近代観光の幕開け・・・大阪-別府航路就航100周年と油屋熊八

kohakumaru

1960年代の黄金期に多くの新婚さんを運んだ「こはく丸」

大分県別府市が西日本有数の温泉地に成長するきっかけとなった大阪-別府間の定期航路が28日、就航100年目を迎えた。大阪市の浅野宏子・浪速区長ら市や観光団体の幹部のほか、ゆるキャラの通天閣ロボなどを乗せたフェリー「さんふらわあ」が同日朝に別府国際観光港に到着し、記念セレモニーが開かれた。(5/28付 毎日新聞西部版

今日は話題を変えて関西-別府航路にまつわる話を。

かつて、「山は富士、海は瀬戸内、湯は別府」と謡い、関西方面を中心に多くの観光客を運んだ航路が来年で100周年を迎える。名門・関西汽船は今は長距離フェリーの「フェリーさんふらわあ」として運航しているが、来年5月の100周年に向け、船旅の魅力をあらためてアピールして、次の100年につなげる考えだ。

別府航路は、大阪商船(現商船三井)が1912年5月に開設。23年からは毎日運航となった。瀬戸内観光や別府温泉の人気が広まり、別府では地獄巡りバスが誕生、ふ頭の整備や観光施設の建設が進んだ。70年のピーク時には232万人の利用があったが、新幹線や飛行機との競争で現在は40万人(2010年度)まで減っている。

同航路は国内の近代観光発展に大きく寄与している。それまで、国内の長距離旅行と云えば、お伊勢参りや出雲大社参拝など神社仏閣系詣でが中心であった。温泉といえば、近場で過ごすものが相場であった時代、わざわざ船に泊まって別府まで行くという新しい旅行形態をつくった。
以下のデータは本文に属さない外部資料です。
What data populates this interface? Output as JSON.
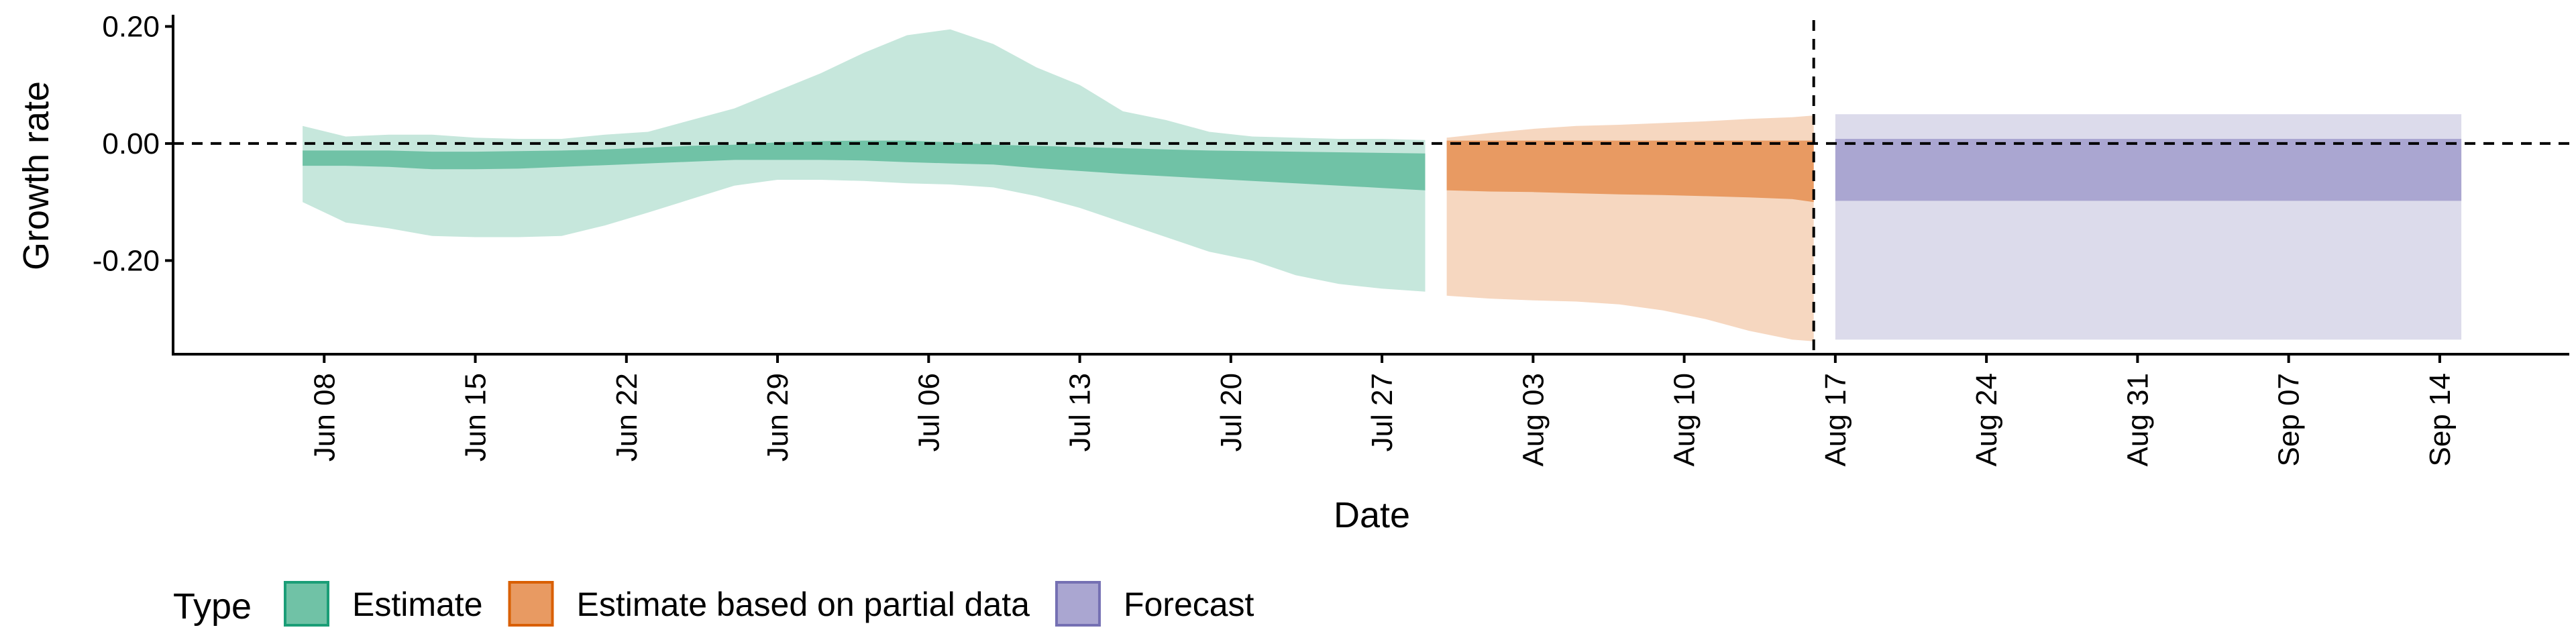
{
  "chart_data": {
    "type": "area",
    "xlabel": "Date",
    "ylabel": "Growth rate",
    "x_ticks": [
      "Jun 08",
      "Jun 15",
      "Jun 22",
      "Jun 29",
      "Jul 06",
      "Jul 13",
      "Jul 20",
      "Jul 27",
      "Aug 03",
      "Aug 10",
      "Aug 17",
      "Aug 24",
      "Aug 31",
      "Sep 07",
      "Sep 14"
    ],
    "y_ticks": [
      0.2,
      0.0,
      -0.2
    ],
    "y_tick_labels": [
      "0.20",
      "0.00",
      "-0.20"
    ],
    "ylim": [
      -0.36,
      0.22
    ],
    "xlim": [
      "2020-06-01",
      "2020-09-20"
    ],
    "reference_lines": {
      "y": 0.0,
      "x": "2020-08-16",
      "style": "dashed"
    },
    "legend": {
      "title": "Type",
      "position": "bottom-left",
      "entries": [
        {
          "label": "Estimate",
          "color": "#1b9e77"
        },
        {
          "label": "Estimate based on partial data",
          "color": "#d95f02"
        },
        {
          "label": "Forecast",
          "color": "#7570b3"
        }
      ]
    },
    "series": [
      {
        "name": "Estimate",
        "color": "#1b9e77",
        "outer_fill": "#c6e7dc",
        "inner_fill": "#70c2a6",
        "x": [
          "2020-06-07",
          "2020-06-09",
          "2020-06-11",
          "2020-06-13",
          "2020-06-15",
          "2020-06-17",
          "2020-06-19",
          "2020-06-21",
          "2020-06-23",
          "2020-06-25",
          "2020-06-27",
          "2020-06-29",
          "2020-07-01",
          "2020-07-03",
          "2020-07-05",
          "2020-07-07",
          "2020-07-09",
          "2020-07-11",
          "2020-07-13",
          "2020-07-15",
          "2020-07-17",
          "2020-07-19",
          "2020-07-21",
          "2020-07-23",
          "2020-07-25",
          "2020-07-27",
          "2020-07-29"
        ],
        "outer_upper": [
          0.03,
          0.012,
          0.015,
          0.015,
          0.01,
          0.008,
          0.008,
          0.015,
          0.02,
          0.04,
          0.06,
          0.09,
          0.12,
          0.155,
          0.185,
          0.195,
          0.17,
          0.13,
          0.1,
          0.055,
          0.04,
          0.02,
          0.012,
          0.01,
          0.008,
          0.008,
          0.006
        ],
        "inner_upper": [
          -0.012,
          -0.012,
          -0.012,
          -0.014,
          -0.014,
          -0.013,
          -0.012,
          -0.01,
          -0.007,
          -0.004,
          -0.002,
          0.002,
          0.004,
          0.005,
          0.005,
          0.002,
          -0.002,
          -0.004,
          -0.006,
          -0.008,
          -0.01,
          -0.012,
          -0.013,
          -0.014,
          -0.015,
          -0.016,
          -0.017
        ],
        "inner_lower": [
          -0.038,
          -0.038,
          -0.04,
          -0.044,
          -0.044,
          -0.043,
          -0.04,
          -0.037,
          -0.034,
          -0.031,
          -0.028,
          -0.028,
          -0.028,
          -0.029,
          -0.032,
          -0.034,
          -0.036,
          -0.042,
          -0.047,
          -0.052,
          -0.056,
          -0.06,
          -0.064,
          -0.068,
          -0.072,
          -0.076,
          -0.08
        ],
        "outer_lower": [
          -0.1,
          -0.135,
          -0.145,
          -0.158,
          -0.16,
          -0.16,
          -0.158,
          -0.14,
          -0.118,
          -0.095,
          -0.072,
          -0.062,
          -0.062,
          -0.064,
          -0.068,
          -0.07,
          -0.075,
          -0.09,
          -0.11,
          -0.135,
          -0.16,
          -0.185,
          -0.2,
          -0.225,
          -0.24,
          -0.248,
          -0.253
        ]
      },
      {
        "name": "Estimate based on partial data",
        "color": "#d95f02",
        "outer_fill": "#f6d7c0",
        "inner_fill": "#e89a62",
        "x": [
          "2020-07-30",
          "2020-08-01",
          "2020-08-03",
          "2020-08-05",
          "2020-08-07",
          "2020-08-09",
          "2020-08-11",
          "2020-08-13",
          "2020-08-15",
          "2020-08-16"
        ],
        "outer_upper": [
          0.01,
          0.018,
          0.025,
          0.03,
          0.032,
          0.035,
          0.038,
          0.042,
          0.045,
          0.048
        ],
        "inner_upper": [
          0.005,
          0.005,
          0.005,
          0.005,
          0.005,
          0.005,
          0.005,
          0.005,
          0.005,
          0.005
        ],
        "inner_lower": [
          -0.08,
          -0.082,
          -0.083,
          -0.085,
          -0.087,
          -0.088,
          -0.09,
          -0.092,
          -0.095,
          -0.1
        ],
        "outer_lower": [
          -0.26,
          -0.265,
          -0.268,
          -0.27,
          -0.275,
          -0.285,
          -0.3,
          -0.32,
          -0.335,
          -0.338
        ]
      },
      {
        "name": "Forecast",
        "color": "#7570b3",
        "outer_fill": "#dcdbeb",
        "inner_fill": "#aaa6d1",
        "x": [
          "2020-08-17",
          "2020-09-15"
        ],
        "outer_upper": [
          0.05,
          0.05
        ],
        "inner_upper": [
          0.008,
          0.008
        ],
        "inner_lower": [
          -0.098,
          -0.098
        ],
        "outer_lower": [
          -0.335,
          -0.335
        ]
      }
    ]
  }
}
別府はそれまでの湯治場のイメージに、レジャーランドの要素を加味した当時として画期的な観光地を作り上げた。

前述した、「山は富士、海は瀬戸内、湯は別府」とは、別府観光の祖と言われる油屋熊八翁ら別府の旅館業者がPRのために富士山の山頂に掲げた宣伝柱である。この宣伝看板は全国各地に設置され、初めて観光にプロモーションの手法を取り入れた。

油屋熊八はこの他、日本で最初のバスガイドを自ら経営する亀の井バスに乗車させた。昭和3年のことであるが、「少女車掌」と呼ばれ、地獄巡りを七五調で案内をした。この伝統は今でも受け継がれ、同社の「地獄巡りコース」は七五調で案内されている。
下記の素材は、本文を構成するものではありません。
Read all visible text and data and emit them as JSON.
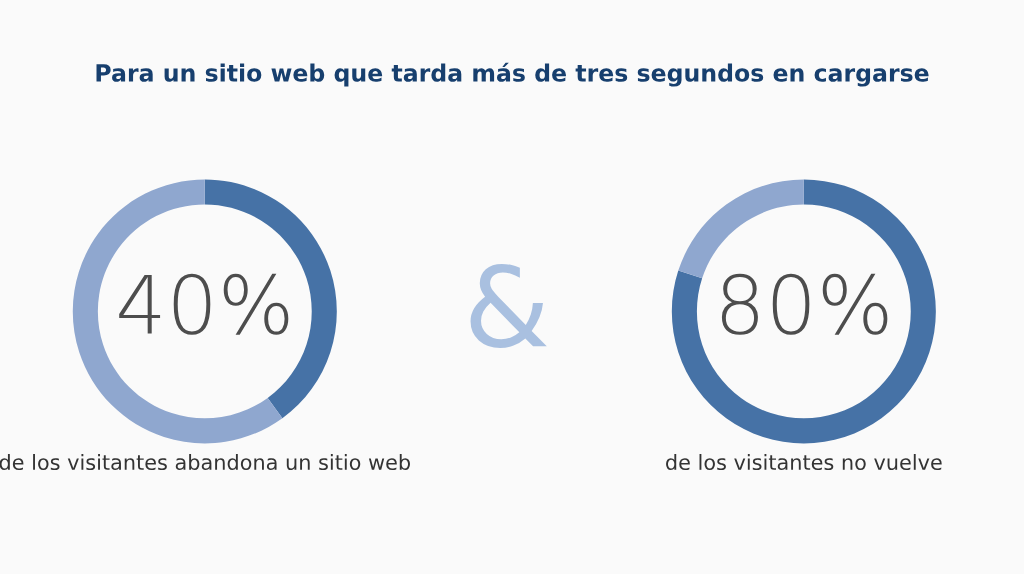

熊八が活躍をした大正~昭和初期は、日本に観光産業が芽吹いた時期である。当時は行政が観光産業をバックアップする時代ではなく(観光課など存在しない)、すべて民間ベースで行われていた。熊八は私財を投じて、別府観光の開発に寄与したが、現実には桁違いの借金を抱え込んでしまっていた。

熊八の生涯は小説や舞台化もされており、『喜劇 地獄めぐり ~生きてるだけで丸もうけ』では中村勘三郎が演じており、管理人は興味があったので鑑賞させていただいた。

熊八は「観光王」といってもよいであろう。富士山頂にまで、広告塔を出すバイタリティとアイデアはすごい。たとえば、自分の経営するホテルの看板を公害のように設置する経営者はいるが、別府という土地を私財を投じてPRする懐の深さには感激する。地域への貢献がやがて、自らに戻ってくる。忘れてはならない図式だ。

ちょうど別府航路の開設と熊八の活躍、別府温泉の躍進は同時進行をしている。その後、別府航路は新婚旅行の黄金コースとなった。海外旅行が普及する以前は、別府から入り、宮崎方面や九州横断道路で阿蘇・長崎方面へ向かうのが定番コースであった。国鉄でも急行「フェニックス」という九州をほぼ全周する新婚さんご用達の列車があった。この横断道路も1920年代には熊八が計画しており、先見性には驚く。

航路の話に戻すと、関西汽船の客船もフェリーとなり合理化が進み、利用者は減少の一途。現在は商船三井の傘下となり、「さんふらわあ」で運航されている。航路の衰退と共に別府温泉も新興の湯布院や黒川温泉に客足を取られ、苦戦が続いていたが、最近では温泉本来の魅力が見直されて、客足が回復している。

今度は航路の方の復活も願いたいところだ。瀬戸内航路は揺れが少なく、乗船時間も手頃。クルーズ船としての魅力も秘めている。40年前の新婚さんたちにも、セカンド・ハネムーンを体験していただきたい。